Reno must have had better days – days when it had the glamour of Las Vegas, perhaps, and didn’t seem like such a seedy, discount cousin. We spent a night there in a casino, drinking free beers as we played the same $5 in the bartop video poker machines for hours. People around us with their livelihoods staked on the outcome of the football games shouted with glee and horror as they made and lost fortunes. The poor cocktail waitresses wore faux-tuxedo leotards over nude-coloured tights, and tottered around in high heels serving drinks while the male bartenders got to wear NFL jerseys – it didn’t seem fair. I’m not a gambler but I found it fascinating to feel myself get sucked into the thrill of pressing a plastic button to deal each new hand of video poker. Each ten cent victory felt like a personal triumph and every loss like a cosmic mishap. I’m glad we only spent one night there!
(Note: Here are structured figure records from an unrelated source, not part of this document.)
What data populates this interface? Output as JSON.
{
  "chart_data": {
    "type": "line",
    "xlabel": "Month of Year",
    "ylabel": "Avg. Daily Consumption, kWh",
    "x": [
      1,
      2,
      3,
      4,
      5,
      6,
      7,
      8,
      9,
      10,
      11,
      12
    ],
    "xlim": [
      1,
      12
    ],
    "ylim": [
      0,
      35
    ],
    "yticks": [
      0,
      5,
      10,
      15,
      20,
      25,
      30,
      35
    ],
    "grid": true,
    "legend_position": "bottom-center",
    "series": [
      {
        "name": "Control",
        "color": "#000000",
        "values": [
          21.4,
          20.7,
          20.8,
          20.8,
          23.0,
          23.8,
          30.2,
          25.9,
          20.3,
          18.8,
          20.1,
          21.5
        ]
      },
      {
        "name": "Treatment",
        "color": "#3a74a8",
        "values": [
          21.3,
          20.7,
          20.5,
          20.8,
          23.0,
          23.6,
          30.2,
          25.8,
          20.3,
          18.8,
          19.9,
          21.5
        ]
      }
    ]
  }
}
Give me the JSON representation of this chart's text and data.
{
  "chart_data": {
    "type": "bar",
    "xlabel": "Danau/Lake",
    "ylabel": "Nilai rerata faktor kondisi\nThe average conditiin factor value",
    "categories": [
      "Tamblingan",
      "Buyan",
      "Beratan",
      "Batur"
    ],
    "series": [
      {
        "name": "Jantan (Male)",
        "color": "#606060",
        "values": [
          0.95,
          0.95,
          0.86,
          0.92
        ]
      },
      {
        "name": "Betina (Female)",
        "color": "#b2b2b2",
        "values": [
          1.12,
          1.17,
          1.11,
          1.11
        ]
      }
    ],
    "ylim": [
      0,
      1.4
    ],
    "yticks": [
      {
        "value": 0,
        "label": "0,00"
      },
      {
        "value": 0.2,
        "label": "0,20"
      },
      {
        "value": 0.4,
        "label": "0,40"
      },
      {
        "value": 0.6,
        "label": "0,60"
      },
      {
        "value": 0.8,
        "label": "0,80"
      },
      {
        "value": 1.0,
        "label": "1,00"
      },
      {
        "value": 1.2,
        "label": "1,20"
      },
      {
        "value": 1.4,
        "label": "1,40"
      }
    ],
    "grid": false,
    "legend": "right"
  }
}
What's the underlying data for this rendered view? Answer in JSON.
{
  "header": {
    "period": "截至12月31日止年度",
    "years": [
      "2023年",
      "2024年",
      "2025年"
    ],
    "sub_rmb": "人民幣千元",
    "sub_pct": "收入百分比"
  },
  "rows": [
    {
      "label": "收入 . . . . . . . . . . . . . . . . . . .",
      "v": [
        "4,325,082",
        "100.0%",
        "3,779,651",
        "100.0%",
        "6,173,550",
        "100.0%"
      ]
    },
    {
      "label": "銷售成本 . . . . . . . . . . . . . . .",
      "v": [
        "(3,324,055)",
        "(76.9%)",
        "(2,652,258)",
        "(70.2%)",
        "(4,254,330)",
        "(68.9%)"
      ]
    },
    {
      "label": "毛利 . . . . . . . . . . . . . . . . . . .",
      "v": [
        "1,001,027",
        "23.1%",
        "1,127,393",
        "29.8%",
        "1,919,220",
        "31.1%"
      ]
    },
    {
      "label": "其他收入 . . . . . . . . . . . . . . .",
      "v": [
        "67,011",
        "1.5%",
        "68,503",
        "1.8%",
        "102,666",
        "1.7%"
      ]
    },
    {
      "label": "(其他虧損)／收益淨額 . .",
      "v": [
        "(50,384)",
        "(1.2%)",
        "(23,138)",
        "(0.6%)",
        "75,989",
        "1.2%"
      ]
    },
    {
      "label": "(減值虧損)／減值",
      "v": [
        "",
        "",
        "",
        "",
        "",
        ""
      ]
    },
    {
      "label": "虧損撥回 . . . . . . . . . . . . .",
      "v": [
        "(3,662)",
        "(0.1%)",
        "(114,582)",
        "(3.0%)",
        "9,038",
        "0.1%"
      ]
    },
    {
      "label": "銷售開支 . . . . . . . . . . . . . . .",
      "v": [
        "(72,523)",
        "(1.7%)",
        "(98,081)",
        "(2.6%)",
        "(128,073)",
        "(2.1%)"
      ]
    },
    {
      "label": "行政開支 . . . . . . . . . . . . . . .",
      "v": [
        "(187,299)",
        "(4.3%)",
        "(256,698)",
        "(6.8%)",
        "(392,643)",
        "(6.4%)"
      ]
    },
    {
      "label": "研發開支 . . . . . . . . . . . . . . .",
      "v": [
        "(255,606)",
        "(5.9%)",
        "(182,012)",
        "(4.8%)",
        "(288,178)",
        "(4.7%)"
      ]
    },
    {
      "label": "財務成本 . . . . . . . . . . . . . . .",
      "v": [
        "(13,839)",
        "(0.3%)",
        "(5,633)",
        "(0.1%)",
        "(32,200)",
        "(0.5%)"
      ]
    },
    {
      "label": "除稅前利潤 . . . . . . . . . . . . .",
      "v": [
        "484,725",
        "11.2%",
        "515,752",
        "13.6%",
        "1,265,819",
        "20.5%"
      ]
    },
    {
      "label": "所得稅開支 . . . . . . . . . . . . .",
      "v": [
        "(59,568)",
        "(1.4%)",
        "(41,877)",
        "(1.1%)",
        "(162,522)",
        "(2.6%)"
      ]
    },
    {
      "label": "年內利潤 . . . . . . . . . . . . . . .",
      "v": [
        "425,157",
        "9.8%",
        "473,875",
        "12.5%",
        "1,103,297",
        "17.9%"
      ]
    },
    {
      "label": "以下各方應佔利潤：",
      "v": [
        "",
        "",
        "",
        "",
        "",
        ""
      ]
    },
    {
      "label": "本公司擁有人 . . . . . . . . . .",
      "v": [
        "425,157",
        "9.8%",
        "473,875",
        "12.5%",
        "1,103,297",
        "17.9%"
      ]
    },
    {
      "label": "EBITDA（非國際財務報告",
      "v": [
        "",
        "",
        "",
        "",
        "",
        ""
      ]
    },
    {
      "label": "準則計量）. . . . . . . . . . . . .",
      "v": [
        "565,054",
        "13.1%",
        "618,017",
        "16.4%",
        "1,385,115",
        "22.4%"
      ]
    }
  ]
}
From Reno, the lovely 395 highway runs down the easternmost spine of California, nestled between the Sierra and the Inyo Mountains. It’s a route that passes through high mountain passes that reached nightly low temperatures in the negative teens (Celsius), during which our dish soap and the water in our pump froze. At least the days were fine when the sun shone. I did a nice hike along a forested creek to Obsidian Dome, a jumble of jet black obsidian shot through with pumice and sandstone, and filled my pockets with lovely shiny rocks. Later I met a guy who proudly showed me a 20 pound chunk of obsidian he had scavenged, which he claimed could net him $100 – leading me to think that perhaps I should have picked up a few more pebbles. While beautiful, with ponderosa pine forests and stunning mountain views, the eastern edge of Yosemite and the Sierras was so cold and smoky that it quickly became unbearable.
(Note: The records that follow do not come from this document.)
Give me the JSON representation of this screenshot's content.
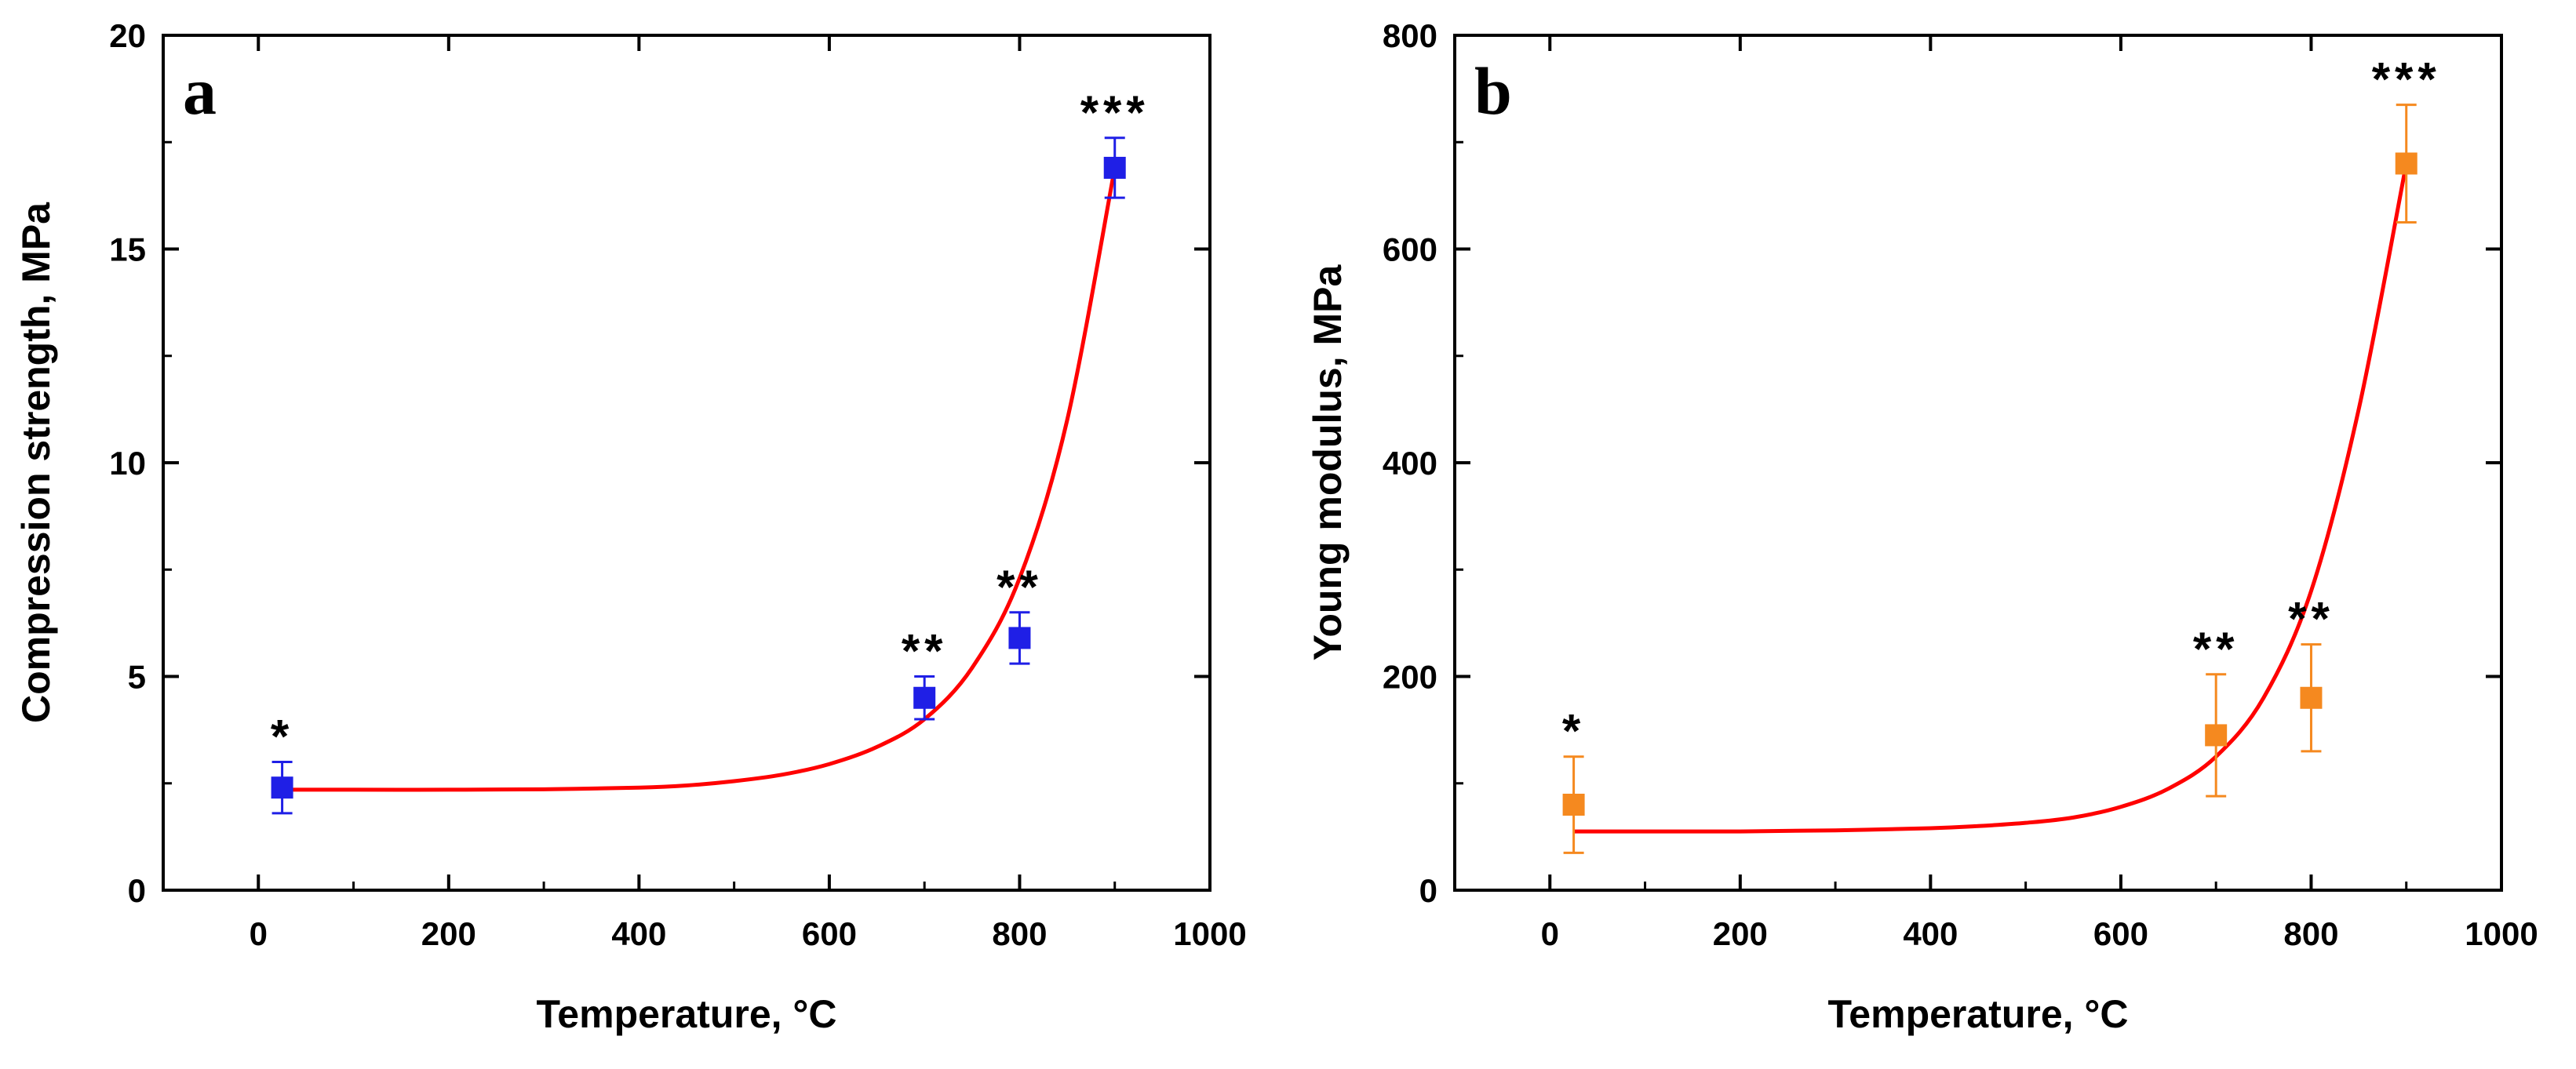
{
  "chart_data": [
    {
      "type": "scatter",
      "panel_label": "a",
      "xlabel": "Temperature, °C",
      "ylabel": "Compression strength, MPa",
      "xlim": [
        -100,
        1000
      ],
      "ylim": [
        0,
        20
      ],
      "xticks": [
        0,
        200,
        400,
        600,
        800,
        1000
      ],
      "yticks": [
        0,
        5,
        10,
        15,
        20
      ],
      "grid": false,
      "marker_color": "#1f1fe6",
      "fit_color": "#ff0000",
      "points": [
        {
          "x": 25,
          "y": 2.4,
          "err": 0.6,
          "annotation": "*"
        },
        {
          "x": 700,
          "y": 4.5,
          "err": 0.5,
          "annotation": "**"
        },
        {
          "x": 800,
          "y": 5.9,
          "err": 0.6,
          "annotation": "**"
        },
        {
          "x": 900,
          "y": 16.9,
          "err": 0.7,
          "annotation": "***"
        }
      ],
      "fit_curve": {
        "x": [
          25,
          100,
          200,
          300,
          400,
          450,
          500,
          550,
          600,
          650,
          700,
          750,
          800,
          850,
          900
        ],
        "y": [
          2.35,
          2.35,
          2.35,
          2.36,
          2.4,
          2.45,
          2.55,
          2.7,
          2.95,
          3.35,
          4.0,
          5.2,
          7.3,
          11.0,
          16.9
        ]
      }
    },
    {
      "type": "scatter",
      "panel_label": "b",
      "xlabel": "Temperature, °C",
      "ylabel": "Young modulus, MPa",
      "xlim": [
        -100,
        1000
      ],
      "ylim": [
        0,
        800
      ],
      "xticks": [
        0,
        200,
        400,
        600,
        800,
        1000
      ],
      "yticks": [
        0,
        200,
        400,
        600,
        800
      ],
      "grid": false,
      "marker_color": "#f5891f",
      "fit_color": "#ff0000",
      "points": [
        {
          "x": 25,
          "y": 80,
          "err": 45,
          "annotation": "*"
        },
        {
          "x": 700,
          "y": 145,
          "err": 57,
          "annotation": "**"
        },
        {
          "x": 800,
          "y": 180,
          "err": 50,
          "annotation": "**"
        },
        {
          "x": 900,
          "y": 680,
          "err": 55,
          "annotation": "***"
        }
      ],
      "fit_curve": {
        "x": [
          25,
          100,
          200,
          300,
          400,
          450,
          500,
          550,
          600,
          650,
          700,
          750,
          800,
          850,
          900
        ],
        "y": [
          55,
          55,
          55,
          56,
          58,
          60,
          63,
          68,
          78,
          95,
          125,
          180,
          280,
          450,
          680
        ]
      }
    }
  ]
}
At least there were hot springs to keep me warm

Further down Highway 395 are the Alabama Hills, a series of crazed rock formations that have been the setting of hundreds of Hollywood movies, most notably the classic Westerns that some of you may have grown up watching. The rocks have formed towering hoodoos and natural arches, and from a distance resemble great stone castles, monster teeth, and city skylines. The best part is that you can just drive your van along any dirt path through the desert and park next to the rocks – for free – and have an amazing vista of the Sierras. Mt. Whitney, the tallest peak in the contiguous US, towers over you as you sleep. It’s such a cool place to visit, and is only a few hours from LA.

A divine campsite, right underneath Mt. Whitney

We’re now spending a few days in Los Angeles, soaking up the 30 degree heat while all of you back East are shoveling your sidewalks. It’s blissful here: blue skies, sea breeze, palm trees, surfer bros, beautiful women, and $1 tacos. LA is a siren song. We did all the touristy stuff, visiting the Santa Monica Pier (which was deserted, like the set of a horror movie), Venice Beach (also deserted, and reeked of piss), and the Hollywood walk of fame, but I prefer just to sit somewhere nice and people-watch. A guy on the Ventura beach does push-ups over his little dog, kissing it on the lips each time he lowers his body. A man fishes on the edge of the Pacific Coast Highway, casting into the undulating grey waters. A young woman roller skates by with supreme skill, dancing and boogieing to her own music. Everyone is doing their thing here, and it’s so fun to see.

Nevertheless, I try to find a few drawbacks so I won’t be tempted to drop everything and become a beach bum. For one, it’s jarring to see the extent of the homelessness in LA (40,000 estimated in the city alone, camped in tents and broken down RVs along highway overpasses and on beaches and in parks). Despite the reputation of Californians for being laid back, they all drive 90 miles an hour on the 18-lane highways with little care for whether they live or die. And even though it’s delightfully warm and sunny, it’s also hot and sweaty. Who knows, though – I may yet be totally won over to the California cause.